Armien Chad Henricks, AUDA-NEPAD head of infrastructure, governance and partnerships, said while 600 million people did not have access to electricity on the continent, while 300 million who do, only have access to poor electricity supply. Four hundred million Africans do not have access to clean water on the continent, and this figure was much higher if it was access to clean, safe and controllable water resources.
“We need to learn to plan together,” he said.
The AUDA-NEPAD event marked the start of a year-long continent-wide commemoration of the development agency.
The celebration comes after 25 years since President Thabo Mbeki of South Africa and his peers; President Olusegun Obasanjo of Nigeria, President Abdelaziz Bouteflika of Algeria, and President Hosni Mubarak of Egypt, launched NEPAD as Africa’s answer to its own development challenge.

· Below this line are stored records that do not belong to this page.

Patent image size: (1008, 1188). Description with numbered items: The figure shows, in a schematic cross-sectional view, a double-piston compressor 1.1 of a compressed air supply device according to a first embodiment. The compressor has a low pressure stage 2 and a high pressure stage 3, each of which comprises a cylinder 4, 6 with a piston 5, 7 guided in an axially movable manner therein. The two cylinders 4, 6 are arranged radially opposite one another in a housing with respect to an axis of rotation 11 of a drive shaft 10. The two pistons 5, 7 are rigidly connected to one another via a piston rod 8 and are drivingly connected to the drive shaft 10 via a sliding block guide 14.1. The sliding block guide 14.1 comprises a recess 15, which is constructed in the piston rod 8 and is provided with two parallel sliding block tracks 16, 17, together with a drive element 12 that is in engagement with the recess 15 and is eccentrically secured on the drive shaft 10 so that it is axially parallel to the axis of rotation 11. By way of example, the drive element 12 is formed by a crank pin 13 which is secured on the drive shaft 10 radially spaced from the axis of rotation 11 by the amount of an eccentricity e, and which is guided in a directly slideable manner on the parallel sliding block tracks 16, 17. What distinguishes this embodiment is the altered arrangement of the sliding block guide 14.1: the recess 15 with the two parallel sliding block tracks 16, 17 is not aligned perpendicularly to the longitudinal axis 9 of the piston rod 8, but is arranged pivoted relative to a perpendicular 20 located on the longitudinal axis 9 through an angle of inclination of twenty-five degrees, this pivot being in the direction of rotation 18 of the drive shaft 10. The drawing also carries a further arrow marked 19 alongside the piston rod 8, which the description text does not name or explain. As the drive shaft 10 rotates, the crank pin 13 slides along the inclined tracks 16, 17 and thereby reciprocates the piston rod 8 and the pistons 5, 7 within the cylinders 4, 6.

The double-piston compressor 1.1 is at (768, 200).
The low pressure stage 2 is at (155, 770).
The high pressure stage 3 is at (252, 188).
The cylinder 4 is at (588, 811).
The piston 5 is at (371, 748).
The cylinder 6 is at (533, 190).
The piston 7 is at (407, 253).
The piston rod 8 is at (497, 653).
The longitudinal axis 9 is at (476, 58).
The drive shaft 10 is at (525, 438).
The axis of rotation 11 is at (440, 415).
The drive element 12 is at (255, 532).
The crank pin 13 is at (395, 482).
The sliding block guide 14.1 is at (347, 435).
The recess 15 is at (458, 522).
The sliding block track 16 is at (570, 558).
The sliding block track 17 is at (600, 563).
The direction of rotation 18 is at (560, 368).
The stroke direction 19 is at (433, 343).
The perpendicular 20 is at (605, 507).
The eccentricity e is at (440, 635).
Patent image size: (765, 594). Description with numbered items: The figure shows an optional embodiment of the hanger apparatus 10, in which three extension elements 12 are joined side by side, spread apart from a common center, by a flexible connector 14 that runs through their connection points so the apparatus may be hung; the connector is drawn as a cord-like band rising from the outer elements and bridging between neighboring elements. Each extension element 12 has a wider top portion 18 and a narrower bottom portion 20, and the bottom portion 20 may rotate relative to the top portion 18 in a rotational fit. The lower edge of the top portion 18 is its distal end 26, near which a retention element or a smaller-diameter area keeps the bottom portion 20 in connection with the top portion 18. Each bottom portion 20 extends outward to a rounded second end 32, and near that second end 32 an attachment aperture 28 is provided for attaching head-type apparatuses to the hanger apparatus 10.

With the establishment of the African Union in 2002, from the Organisation of African Unity (OAU), African leaders positioned NEPAD at the centre of the continent’s development agenda.
Over the 25 years, what began as a declaration of shared intent has become an institution with a measurable record across infrastructure, agriculture, health, climate resilience, gender equality and youth empowerment across all five regions of the continent.
For instance, on trade and connectivity, AUDA-NEPAD's One-Stop Border Post programme has grown from a single crossing at Chirundu between Zambia and Zimbabwe in 2009 to 32 operational posts today, with 85 more in preparation.
On health, the African Medicines Regulatory Harmonisation (AMRH) programme has cut medicine registration timelines in the East African Community from an average of two to three years to under twelve months, ensuring faster access to treatments for HIV, malaria and tuberculosis.